The aquaponics has been a rollercoaster ride the last few months with one of my industrial air pumps seizing up after two years of flawless performance. I needed to send the pump in for servicing and was running the large tank just on the emergency backup aeration system.  After a couple of days I was noticing that because I wasn’t mixing the air flow right through from the bottom of the tank like the big pump does, it was causing all of the fish to gather in the top half of the tank. I gave it some thought and finally decided that it was time for a large scale harvest and freezing session especially since a lot of the fish were starting to hit the 2 kg mark.

The number of fish was ridiculous, I gave a washing basket full to my neighbour and then started crating the rest to my parents house where my dad and I worked into the night to gut and scale them. I wish I had gotten some photos but I was wet and mucky from the beginning to end. I will take some of the bags of Jade Perch out of the chest freezer and grab some photos later.

Some of the fish that mum cooked up with a marinara sauce almost tasted like Barramundi though we found that I had let a lot of them grow much too big. The best tasting ones were plate sized and the really large ones were not nearly as nice. I am using one of my IBC containers as a liquid fertilizer container and find that I can put all of the fish waste into it without any serious smell escaping. This container is also good for holding buckets of cane toad bodies that I collect up and down the street and any other material that can’t go into compost but will dilute down in water. I have been putting this water onto the Asparagus and fruit trees and the results have been explosive.

Although it was a pain at the time, the air pump failing turned out to be a god send as my main fish tank suffered damage during the cyclonic winds we had causing it to drain and killing the remaining few fish I had. I was ok with that as we had harvested so many prior to the incident and I now find myself able to do some work on the tanks that I have wanted to for sometime. I made a lot of mistakes when I first put in the tanks and intend to correct these before restocking.

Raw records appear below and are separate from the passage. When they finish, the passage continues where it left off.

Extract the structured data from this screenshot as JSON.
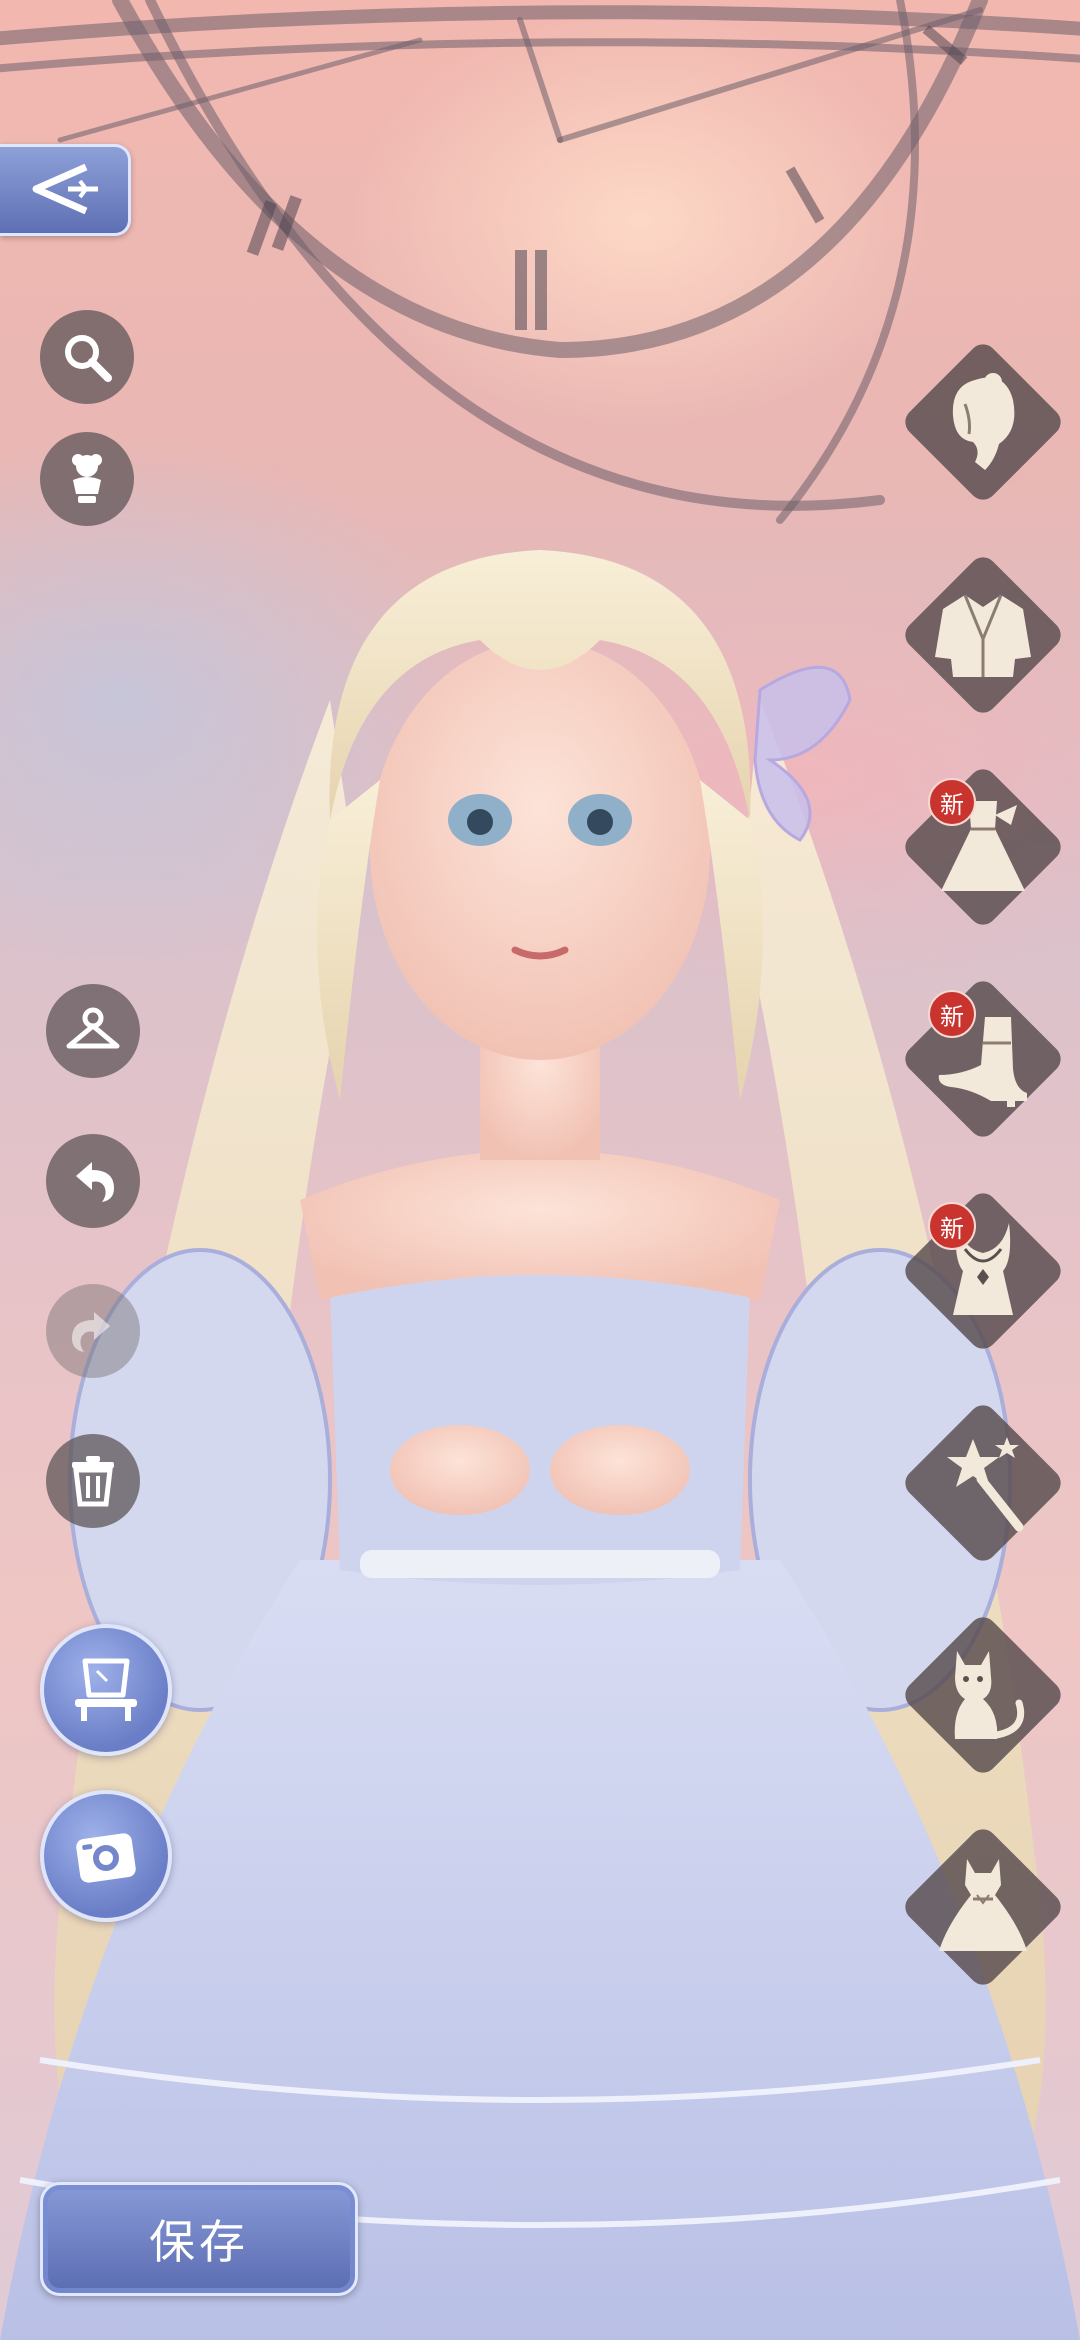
{
  "toolbar": {
    "save_label": "保存",
    "badge_new": "新"
  },
  "left_controls": [
    "back",
    "search",
    "outfit-preview",
    "wardrobe-hanger",
    "undo",
    "redo",
    "delete",
    "dressing-table",
    "camera"
  ],
  "categories": [
    {
      "name": "hair",
      "icon": "hair-icon",
      "is_new": false
    },
    {
      "name": "coat",
      "icon": "coat-icon",
      "is_new": false
    },
    {
      "name": "dress",
      "icon": "dress-icon",
      "is_new": true
    },
    {
      "name": "shoes",
      "icon": "shoe-icon",
      "is_new": true
    },
    {
      "name": "necklace",
      "icon": "necklace-icon",
      "is_new": true
    },
    {
      "name": "wand",
      "icon": "wand-icon",
      "is_new": false
    },
    {
      "name": "pet",
      "icon": "cat-icon",
      "is_new": false
    },
    {
      "name": "full-outfit",
      "icon": "gown-icon",
      "is_new": false
    }
  ],
  "colors": {
    "accent": "#6a7ec7",
    "new_badge": "#c9342e",
    "control_bg": "#5f5558",
    "dress": "#c7cdee"
  }
}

The big green tank is going to be removed and the base redone in concrete rather then crusher dust, I will be plumbing in through tank aerators rather then feeding in air lines from the top and will raise the fibreglass beds by a couple of feet so that the auto-syphons can work reliably. I also need to fit a better sump to one of the AP systems and build a covered deck over them. One of my neighbours told me that they regularly saw predatory birds diving down to my vastly overstocked 7000 litre tank and then taking off with jade perch. There were so many fish in there that I didn’t worry to much as it was just thinning the load for me.